Вслед за промышленной революцией шло массовое распространение музыкальных инструментов, любительского музицирования, изменение системы жанров, ориентированных на новые принципы жизни музыки среди людей: любителей и звезд, обывателей и мыслителей. У музыки появляется пестрая и разнообразная публика среднего класса, азартно воспринимающая и конкуренцию между творцами, и сплетни о личной жизни, и манифесты, и теории.
Друзья по переписке
При всем религиозном статусе трансцендентных музыкальных занятий и яркости музыкантских культов, композиторы-романтики XIX века подобны смертным и живут в глобальном мире горизонтальных связей, вздымающихся репутаций и скоростей, ломающих все иерархии. Ирландский композитор Джон Филд становится суперзвездой и родоначальником целой школы в России, Вагнер получает пять тысяч долларов за сочинение торжественного марша к столетней годовщине Войны за независимость США, а на премьере opus magnum Вагнера — оперной тетралогии «Кольцо нибелунга» Чайковский сидит рядом с бразильским императором Педро II. Композиторы не просто наслышаны друг о друге, они общаются, спорят, дружат и враждуют, ездят по Европе и не только — Малеру довелось поработать и в Нью-Йорке.
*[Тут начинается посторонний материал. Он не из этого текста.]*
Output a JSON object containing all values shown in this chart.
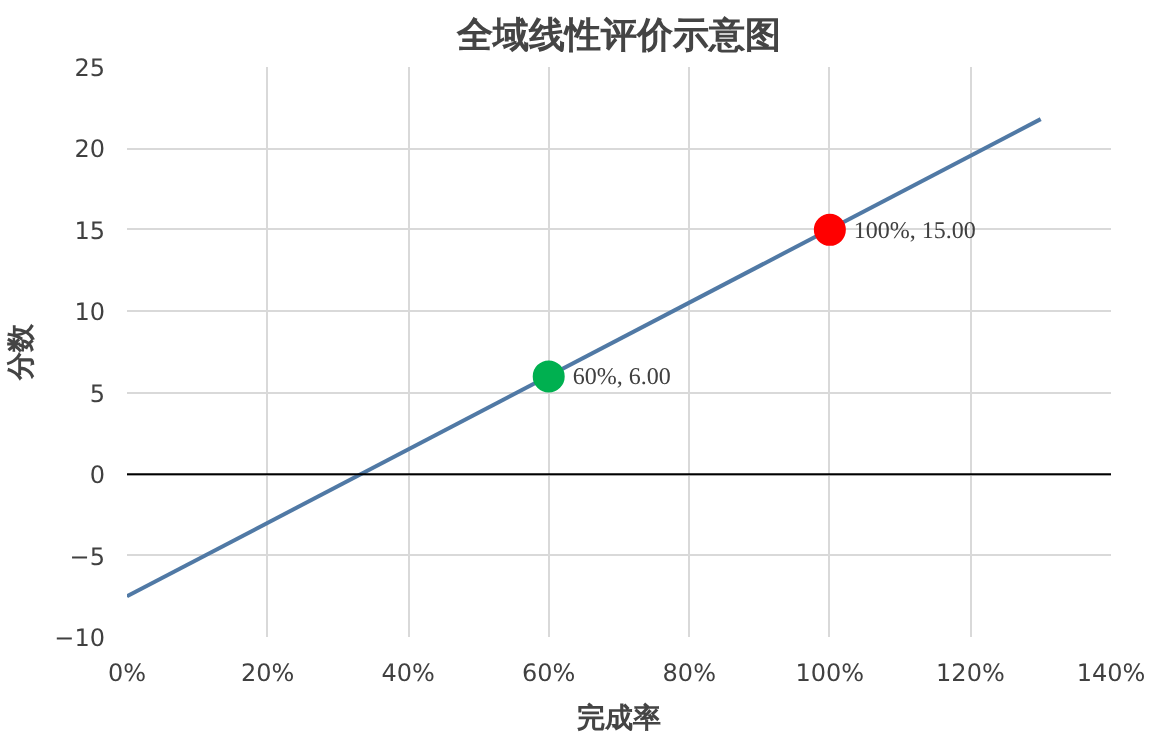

Беспрестанная взаимная коммуникация проникает непосредственно в музыку: Шуман выводит в «Карнавале» музыкальные характеры Шопена и Паганини, Оффенбах в опереттах пародирует тьму коллег — от Россини до Вагнера, от Мейербера до Берлиоза.
Говорят, Мейербер заказывал лучшие места на каждую оффенбаховскую премьеру, Россини называл Оффенбаха «Моцартом Елисейских Полей» (не отказывая себе в удовольствии спародировать «маленького Моцарта», как позже делал и Сен-Санс в «Карнавале животных», где оффенбаховский канкан танцуют черепахи), Берлиоз называл короля оперетты «порождением типично немецкого безумного разума», а Вагнер вовсе отзывался о его музыке как о «дымящейся куче навоза», в которой рады валяться все «европейские свиньи», что, впрочем, не отменяло сходных, часто невежливых отзывов коллег о музыке самого Вагнера. Тем временем публика с замиранием сердца следила за перипетиями отношений композиторов, выдумывая себе кумиров утром и тем же вечером их ниспровергая.